I have a little web-application that is using sqlite3 as it's DB (the db is fairly small).
Right now, I am generating some content to display using the following query:
SELECT dbId,
dlState,
retreivalTime,
seriesName,
<snip irrelevant columns>
FROM DataItems
GROUP BY seriesName
ORDER BY retreivalTime DESC
LIMIT ?
OFFSET ?;
Where limit is typically ~200, and offset is 0 (they drive a pagination mechanism).
Anyways, right now, this one query is completely killing my performance. It takes approximately 800 milliseconds to execute on a table with ~67K rows.
I have indexes on both seriesName and retreivalTime.
sqlite> SELECT name FROM sqlite_master WHERE type='index' ORDER BY name;
<snip irrelevant indexes>
DataItems_seriesName_index
DataItems_time_index // This is the index on retreivalTime. Yeah, it's poorly named
However, EXPLAIN QUERY PLAN seems to indicate they're not being used:
sqlite> EXPLAIN QUERY PLAN SELECT dbId,
dlState,
retreivalTime,
seriesName
FROM
DataItems
GROUP BY
seriesName
ORDER BY
retreivalTime
DESC LIMIT 200 OFFSET 0;
0|0|0|SCAN TABLE DataItems
0|0|0|USE TEMP B-TREE FOR GROUP BY
0|0|0|USE TEMP B-TREE FOR ORDER BY
The index on seriesName is COLLATE NOCASE, if that's relevant.
If I drop the GROUP BY, it behaves as expected:
sqlite> EXPLAIN QUERY PLAN SELECT dbId, dlState, retreivalTime, seriesName FROM DataItems ORDER BY retreivalTime DESC LIMIT 200 OFFSET 0;
0|0|0|SCAN TABLE DataItems USING INDEX DataItems_time_index
Basically, my naive assumption would be that the best way to perform this query would be to walk backwards from latest value in retreivalTime, and every time a new value for seriesName is seen, append it to a temporary list, and finally return that value. That would have somewhat poor performance for cases where OFFSET is large, but that happens very rarely in this application.

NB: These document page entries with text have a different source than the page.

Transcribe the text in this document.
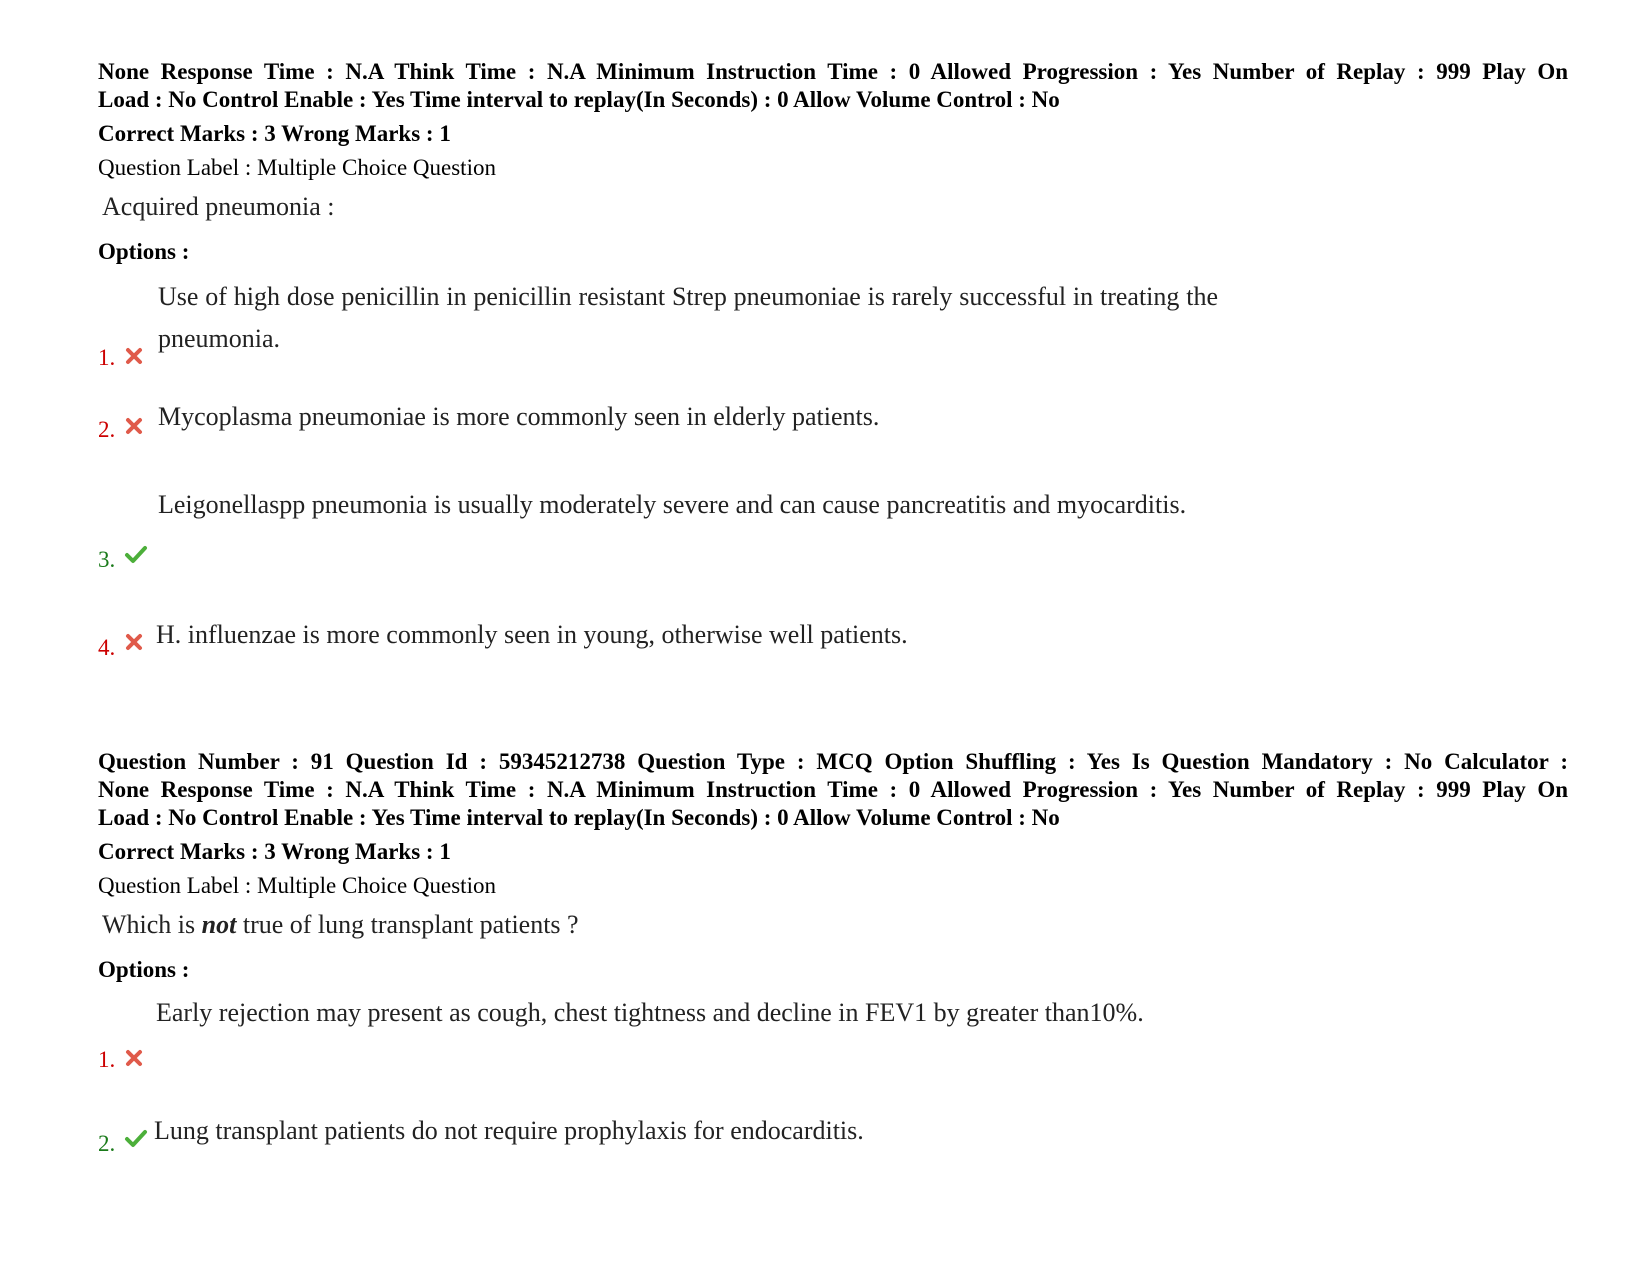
None Response Time : N.A Think Time : N.A Minimum Instruction Time : 0 Allowed Progression : Yes Number of Replay : 999 Play On
Load : No Control Enable : Yes Time interval to replay(In Seconds) : 0 Allow Volume Control : No
Correct Marks : 3 Wrong Marks : 1
Question Label : Multiple Choice Question
Acquired pneumonia :
Options :
Use of high dose penicillin in penicillin resistant Strep pneumoniae is rarely successful in treating the pneumonia.
1.
Mycoplasma pneumoniae is more commonly seen in elderly patients.
2.
Leigonellaspp pneumonia is usually moderately severe and can cause pancreatitis and myocarditis.
3.
H. influenzae is more commonly seen in young, otherwise well patients.
4.
Question Number : 91 Question Id : 59345212738 Question Type : MCQ Option Shuffling : Yes Is Question Mandatory : No Calculator :
None Response Time : N.A Think Time : N.A Minimum Instruction Time : 0 Allowed Progression : Yes Number of Replay : 999 Play On
Load : No Control Enable : Yes Time interval to replay(In Seconds) : 0 Allow Volume Control : No
Correct Marks : 3 Wrong Marks : 1
Question Label : Multiple Choice Question
Which is not true of lung transplant patients ?
Options :
Early rejection may present as cough, chest tightness and decline in FEV1 by greater than10%.
1.
Lung transplant patients do not require prophylaxis for endocarditis.
2.
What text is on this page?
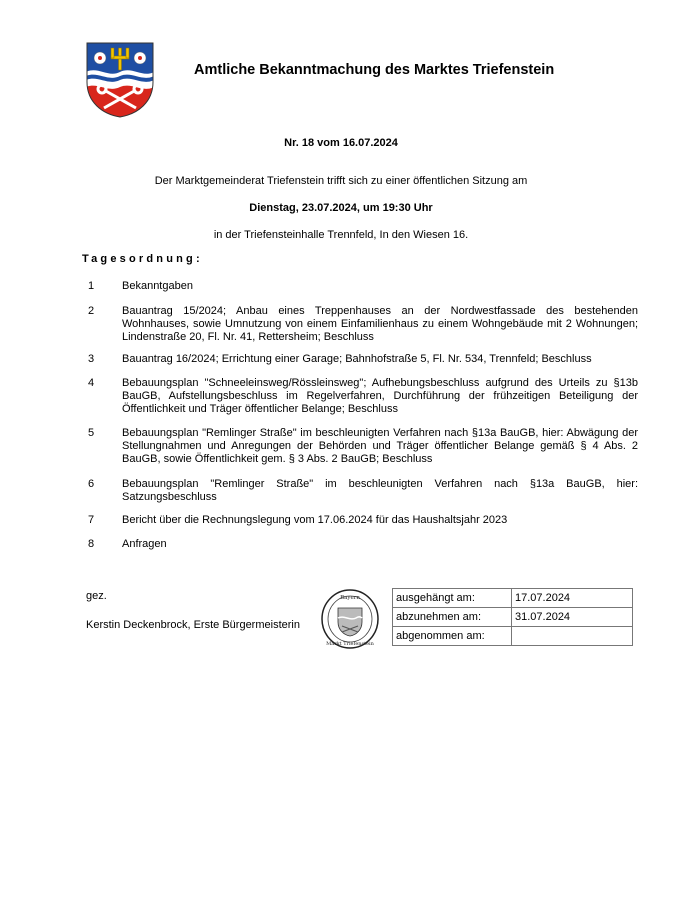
Amtliche Bekanntmachung des Marktes Triefenstein
Nr. 18 vom 16.07.2024
Der Marktgemeinderat Triefenstein trifft sich zu einer öffentlichen Sitzung am
Dienstag, 23.07.2024, um 19:30 Uhr
in der Triefensteinhalle Trennfeld, In den Wiesen 16.
Tagesordnung:
1	Bekanntgaben
2	Bauantrag 15/2024; Anbau eines Treppenhauses an der Nordwestfassade des bestehenden Wohnhauses, sowie Umnutzung von einem Einfamilienhaus zu einem Wohngebäude mit 2 Wohnungen; Lindenstraße 20, Fl. Nr. 41, Rettersheim; Beschluss
3	Bauantrag 16/2024; Errichtung einer Garage; Bahnhofstraße 5, Fl. Nr. 534, Trennfeld; Beschluss
4	Bebauungsplan "Schneeleinsweg/Rössleinsweg"; Aufhebungsbeschluss aufgrund des Urteils zu §13b BauGB, Aufstellungsbeschluss im Regelverfahren, Durchführung der frühzeitigen Beteiligung der Öffentlichkeit und Träger öffentlicher Belange; Beschluss
5	Bebauungsplan "Remlinger Straße" im beschleunigten Verfahren nach §13a BauGB, hier: Abwägung der Stellungnahmen und Anregungen der Behörden und Träger öffentlicher Belange gemäß § 4 Abs. 2 BauGB, sowie Öffentlichkeit gem. § 3 Abs. 2 BauGB; Beschluss
6	Bebauungsplan "Remlinger Straße" im beschleunigten Verfahren nach §13a BauGB, hier: Satzungsbeschluss
7	Bericht über die Rechnungslegung vom 17.06.2024 für das Haushaltsjahr 2023
8	Anfragen
gez.
Kerstin Deckenbrock, Erste Bürgermeisterin
Bayern
Markt Triefenstein
ausgehängt am:	17.07.2024
abzunehmen am:	31.07.2024
abgenommen am:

How can I optimize this query? I can provide the raw query operations if needed.
Insert performance is not critical here, so if I need to create an additional index or two, that's fine.
My current thoughts are a commit-hook that updates a separate table that is used to track only unique items, but that seems like overkill.